The British say they are seeing an increasing number of “shaped charges,” sophisticated explosive devices that are triggered via an infrared signal and can pierce armor. These devices first appeared in Maysan last summer and later were used near Basra in attacks against British forces. Local commanders and coalition officials say they have no evidence linking them directly to Tehran, but they say the technology is similar to that used by Hezbollah, a radical Shiite group in Lebanon funded by Tehran.

Iran has also influenced Iraq’s media. When Iraqi Shiites set up two broadcast television stations called al-Furat and Miladi after Mr. Hussein was toppled, they received technical help from Iranians, according to Iraqi journalists and government officials. “Everything from A to Z was done by Iran,” says Khazzal Ghazi, an Iraqi correspondent for al-Alaam, an Iranian satellite news channel.

Al-Alaam, which airs in Arabic, is itself a major influence in Iraq. Unlike Western media organizations holed up in Baghdad, al-Alaam has bureaus and correspondents in every one of Iraq’s 18 provinces, including those dominated by Sunnis.

Even in the northern Kurdish region of Iraq, which is dominated by Sunni Kurds and is generally pro-American, Iran enjoys economic influence. Iraq’s first trade and commerce fair after the fall of Saddam Hussein was sponsored by Iran’s minister of commerce and was held in Sulaimaniyah, part of Iraq’s Kurdish region, in September 2003. Today, construction materials such as cement, glass and bricks are imported from Iran and distributed by Kurdish businessmen throughout Iraq, according to local Iraqi and Iranian businessmen.

Tehran has signed two contracts to provide electricity to Iraq from the Iranian provinces of Ammarah and Diyalah. Tehran and Baghdad have discussed establishing a pipeline taking Iraq’s oil to Iranian ports for export. The moves have irritated U.S. officials, though they have no direct way to block them.
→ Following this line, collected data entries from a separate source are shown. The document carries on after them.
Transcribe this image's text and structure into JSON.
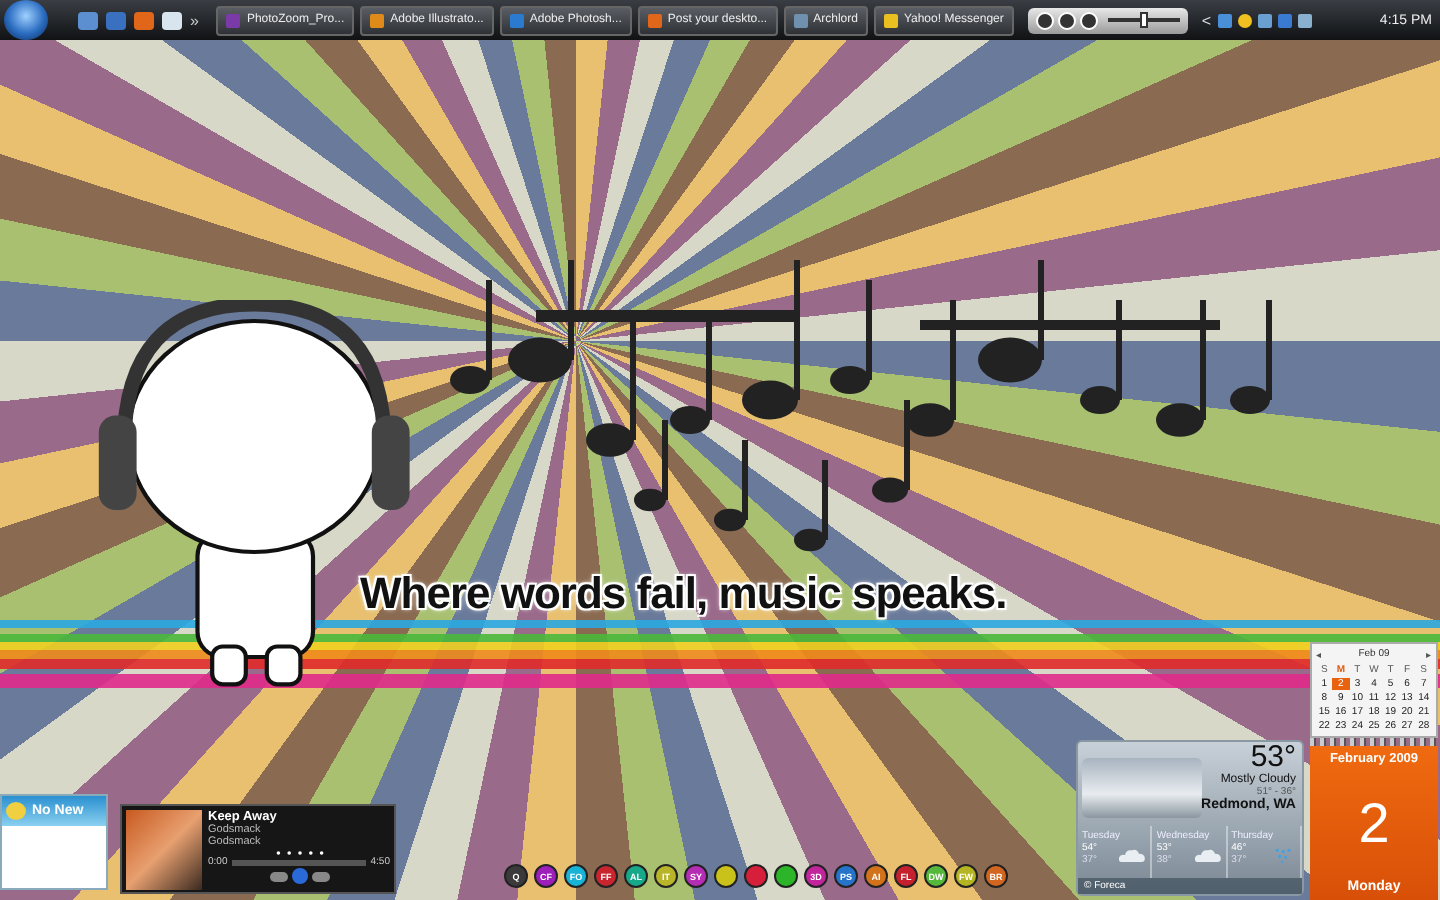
{
  "taskbar": {
    "quick_launch": [
      {
        "kind": "desktop"
      },
      {
        "kind": "switch"
      },
      {
        "kind": "browser"
      },
      {
        "kind": "window"
      }
    ],
    "more": "»",
    "tasks": [
      {
        "label": "PhotoZoom_Pro...",
        "kind": "photozoom",
        "selected": false
      },
      {
        "label": "Adobe Illustrato...",
        "kind": "illustrator",
        "selected": false
      },
      {
        "label": "Adobe Photosh...",
        "kind": "photoshop",
        "selected": false
      },
      {
        "label": "Post your deskto...",
        "kind": "browser",
        "selected": false
      },
      {
        "label": "Archlord",
        "kind": "window",
        "selected": false
      },
      {
        "label": "Yahoo! Messenger",
        "kind": "messenger",
        "selected": false
      }
    ],
    "media_toolbar": {
      "level": 0.5
    },
    "expand": "<",
    "clock": "4:15 PM"
  },
  "wallpaper": {
    "quote": "Where words fail, music speaks."
  },
  "mail_gadget": {
    "status": "No New"
  },
  "media_player": {
    "title": "Keep Away",
    "artist": "Godsmack",
    "album": "Godsmack",
    "elapsed": "0:00",
    "duration": "4:50",
    "level": 0
  },
  "dock": {
    "items": [
      {
        "label": "Q",
        "color": "#3a3a3a"
      },
      {
        "label": "CF",
        "color": "#9b1fb8"
      },
      {
        "label": "FO",
        "color": "#19b3d6"
      },
      {
        "label": "FF",
        "color": "#c9252f"
      },
      {
        "label": "AL",
        "color": "#17a88a"
      },
      {
        "label": "IT",
        "color": "#b9b52a"
      },
      {
        "label": "SY",
        "color": "#b52db4"
      },
      {
        "color": "#c9c21a"
      },
      {
        "color": "#d61f3a"
      },
      {
        "color": "#2db52a"
      },
      {
        "label": "3D",
        "color": "#c2249c"
      },
      {
        "label": "PS",
        "color": "#2674c9"
      },
      {
        "label": "AI",
        "color": "#d2731b"
      },
      {
        "label": "FL",
        "color": "#c4202e"
      },
      {
        "label": "DW",
        "color": "#55b83a"
      },
      {
        "label": "FW",
        "color": "#b5b422"
      },
      {
        "label": "BR",
        "color": "#d2651f"
      }
    ]
  },
  "weather": {
    "temperature": "53°",
    "condition": "Mostly Cloudy",
    "range": "51° - 36°",
    "location": "Redmond, WA",
    "forecast": [
      {
        "day": "Tuesday",
        "high": "54°",
        "low": "37°",
        "kind": "cloudy"
      },
      {
        "day": "Wednesday",
        "high": "53°",
        "low": "38°",
        "kind": "cloudy"
      },
      {
        "day": "Thursday",
        "high": "46°",
        "low": "37°",
        "kind": "rain"
      }
    ],
    "credit": "© Foreca"
  },
  "calendar": {
    "prev": "◂",
    "month": "Feb 09",
    "next": "▸",
    "weekdays": [
      {
        "label": "S",
        "selected": false
      },
      {
        "label": "M",
        "selected": true
      },
      {
        "label": "T",
        "selected": false
      },
      {
        "label": "W",
        "selected": false
      },
      {
        "label": "T",
        "selected": false
      },
      {
        "label": "F",
        "selected": false
      },
      {
        "label": "S",
        "selected": false
      }
    ],
    "weeks": [
      [
        {
          "day": "1",
          "selected": false
        },
        {
          "day": "2",
          "selected": true
        },
        {
          "day": "3",
          "selected": false
        },
        {
          "day": "4",
          "selected": false
        },
        {
          "day": "5",
          "selected": false
        },
        {
          "day": "6",
          "selected": false
        },
        {
          "day": "7",
          "selected": false
        }
      ],
      [
        {
          "day": "8",
          "selected": false
        },
        {
          "day": "9",
          "selected": false
        },
        {
          "day": "10",
          "selected": false
        },
        {
          "day": "11",
          "selected": false
        },
        {
          "day": "12",
          "selected": false
        },
        {
          "day": "13",
          "selected": false
        },
        {
          "day": "14",
          "selected": false
        }
      ],
      [
        {
          "day": "15",
          "selected": false
        },
        {
          "day": "16",
          "selected": false
        },
        {
          "day": "17",
          "selected": false
        },
        {
          "day": "18",
          "selected": false
        },
        {
          "day": "19",
          "selected": false
        },
        {
          "day": "20",
          "selected": false
        },
        {
          "day": "21",
          "selected": false
        }
      ],
      [
        {
          "day": "22",
          "selected": false
        },
        {
          "day": "23",
          "selected": false
        },
        {
          "day": "24",
          "selected": false
        },
        {
          "day": "25",
          "selected": false
        },
        {
          "day": "26",
          "selected": false
        },
        {
          "day": "27",
          "selected": false
        },
        {
          "day": "28",
          "selected": false
        }
      ]
    ],
    "month_year": "February 2009",
    "day": "2",
    "weekday": "Monday"
  }
}
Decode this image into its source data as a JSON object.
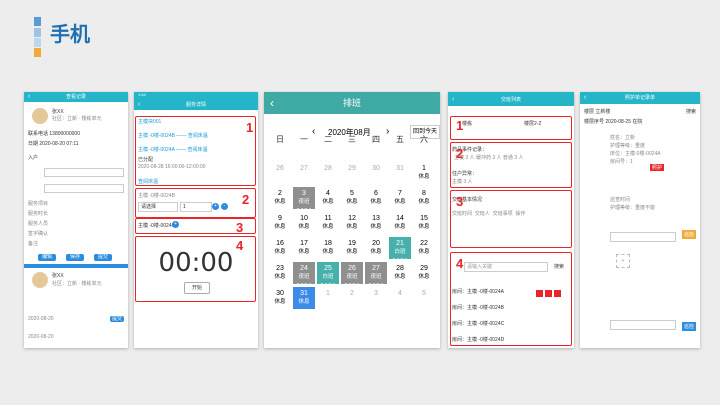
{
  "page": {
    "title": "手机",
    "accent": "#1f6fb3"
  },
  "screen1": {
    "header": "查看记录",
    "name": "张XX",
    "info": "社区：立新 · 楼栋单元",
    "phone_label": "联系电话",
    "phone": "13800000000",
    "date_label": "日期",
    "date": "2020-08-20 07:11",
    "type_label": "入户",
    "fields": [
      "服务项目",
      "服务时长",
      "服务人员",
      "签字确认",
      "备注"
    ],
    "btn_a": "编辑",
    "btn_b": "保存",
    "btn_c": "提交",
    "date2": "2020-08-20",
    "date3": "2020-08-20"
  },
  "screen2": {
    "header": "服务详情",
    "time": "1:44",
    "line1": "主模块001",
    "line2": "主模 -0楼-0024B —— 查阅床温",
    "line3": "主模 -0楼-0024A —— 查阅床温",
    "line4": "已分配",
    "line5": "2020-08-28 16:00:00-12:00:00",
    "section": "查阅床温",
    "unit": "主模 -0楼-0024B",
    "select": "请选择",
    "qty": "1",
    "item": "主模 -0楼-0024C",
    "timer": "00:00",
    "start": "开始"
  },
  "calendar": {
    "header": "排班",
    "month": "2020年08月",
    "today_button": "回到今天",
    "weekdays": [
      "日",
      "一",
      "二",
      "三",
      "四",
      "五",
      "六"
    ],
    "cells": [
      {
        "d": "26",
        "s": "",
        "t": "grey"
      },
      {
        "d": "27",
        "s": "",
        "t": "grey"
      },
      {
        "d": "28",
        "s": "",
        "t": "grey"
      },
      {
        "d": "29",
        "s": "",
        "t": "grey"
      },
      {
        "d": "30",
        "s": "",
        "t": "grey"
      },
      {
        "d": "31",
        "s": "",
        "t": "grey"
      },
      {
        "d": "1",
        "s": "休息",
        "t": ""
      },
      {
        "d": "2",
        "s": "休息",
        "t": ""
      },
      {
        "d": "3",
        "s": "夜班",
        "s2": "8.17.1",
        "t": "dark"
      },
      {
        "d": "4",
        "s": "休息",
        "t": ""
      },
      {
        "d": "5",
        "s": "休息",
        "t": ""
      },
      {
        "d": "6",
        "s": "休息",
        "t": ""
      },
      {
        "d": "7",
        "s": "休息",
        "t": ""
      },
      {
        "d": "8",
        "s": "休息",
        "t": ""
      },
      {
        "d": "9",
        "s": "休息",
        "t": ""
      },
      {
        "d": "10",
        "s": "休息",
        "t": ""
      },
      {
        "d": "11",
        "s": "休息",
        "t": ""
      },
      {
        "d": "12",
        "s": "休息",
        "t": ""
      },
      {
        "d": "13",
        "s": "休息",
        "t": ""
      },
      {
        "d": "14",
        "s": "休息",
        "t": ""
      },
      {
        "d": "15",
        "s": "休息",
        "t": ""
      },
      {
        "d": "16",
        "s": "休息",
        "t": ""
      },
      {
        "d": "17",
        "s": "休息",
        "t": ""
      },
      {
        "d": "18",
        "s": "休息",
        "t": ""
      },
      {
        "d": "19",
        "s": "休息",
        "t": ""
      },
      {
        "d": "20",
        "s": "休息",
        "t": ""
      },
      {
        "d": "21",
        "s": "白班",
        "s2": "8.17.1",
        "t": "teal"
      },
      {
        "d": "22",
        "s": "休息",
        "t": ""
      },
      {
        "d": "23",
        "s": "休息",
        "t": ""
      },
      {
        "d": "24",
        "s": "夜班",
        "s2": "8.17.1",
        "t": "dark"
      },
      {
        "d": "25",
        "s": "白班",
        "s2": "8.17.1",
        "t": "teal"
      },
      {
        "d": "26",
        "s": "夜班",
        "s2": "8.17.1",
        "t": "dark"
      },
      {
        "d": "27",
        "s": "夜班",
        "s2": "8.17.1",
        "t": "dark"
      },
      {
        "d": "28",
        "s": "休息",
        "t": ""
      },
      {
        "d": "29",
        "s": "休息",
        "t": ""
      },
      {
        "d": "30",
        "s": "休息",
        "t": ""
      },
      {
        "d": "31",
        "s": "休息",
        "t": "blue"
      },
      {
        "d": "1",
        "s": "",
        "t": "grey"
      },
      {
        "d": "2",
        "s": "",
        "t": "grey"
      },
      {
        "d": "3",
        "s": "",
        "t": "grey"
      },
      {
        "d": "4",
        "s": "",
        "t": "grey"
      },
      {
        "d": "5",
        "s": "",
        "t": "grey"
      }
    ]
  },
  "screen4": {
    "header": "交班列表",
    "f1": "楼栋",
    "f2": "楼层2-2",
    "sec1": "药品事件记录：",
    "sec1_vals": [
      "主模 3 人",
      "缓冲药 3 人",
      "普通 3 人"
    ],
    "sec2": "住户异常：",
    "sec2_val": "主模 3 人",
    "sec3": "交班基本情况",
    "table_headers": [
      "交班时间",
      "交班人",
      "交班事项",
      "操作"
    ],
    "search_placeholder": "请输入关键",
    "search_btn": "搜索",
    "entries": [
      "房间：主模 -0楼-0024A",
      "房间：主模 -0楼-0024B",
      "房间：主模 -0楼-0024C",
      "房间：主模 -0楼-0024D"
    ]
  },
  "screen5": {
    "header": "照护单记录单",
    "filter1": "楼层",
    "filter2": "立新楼",
    "filter3": "楼层序号",
    "filter4": "2020-08-25",
    "filter5": "在院",
    "search": "搜索",
    "rows": [
      "姓名：立新",
      "护理等级：重度",
      "床位：主模-0楼-0024A",
      "房间号：1",
      "巡查时间",
      "护理等级：重度不能"
    ],
    "badge": "照护",
    "side_btn": "巡检"
  },
  "numbers": [
    "1",
    "2",
    "3",
    "4"
  ]
}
In November, Iraq’s national security adviser, Mowaffak al-Rubaie, a secular-minded Shiite, traveled to Iran and signed a memorandum of understanding with the Iranian government. The memorandum stated that both countries would refrain from supporting or funding groups that aim to create trouble or overthrow the other’s regime. The following month, Shiite-based parties won a plurality of seats in National Assembly elections.

One newly elected legislator is Khudeyr al-Khuzaee. He fled to Iran during Saddam Hussein’s rule, lived in Tehran for two decades and taught at a state university before returning to his home country after the American-led invasion. “We have one criterion: Any country that is closest to our people and our interest is our best friend,” Mr. Khuzaee says. “And right now that country is Iran.”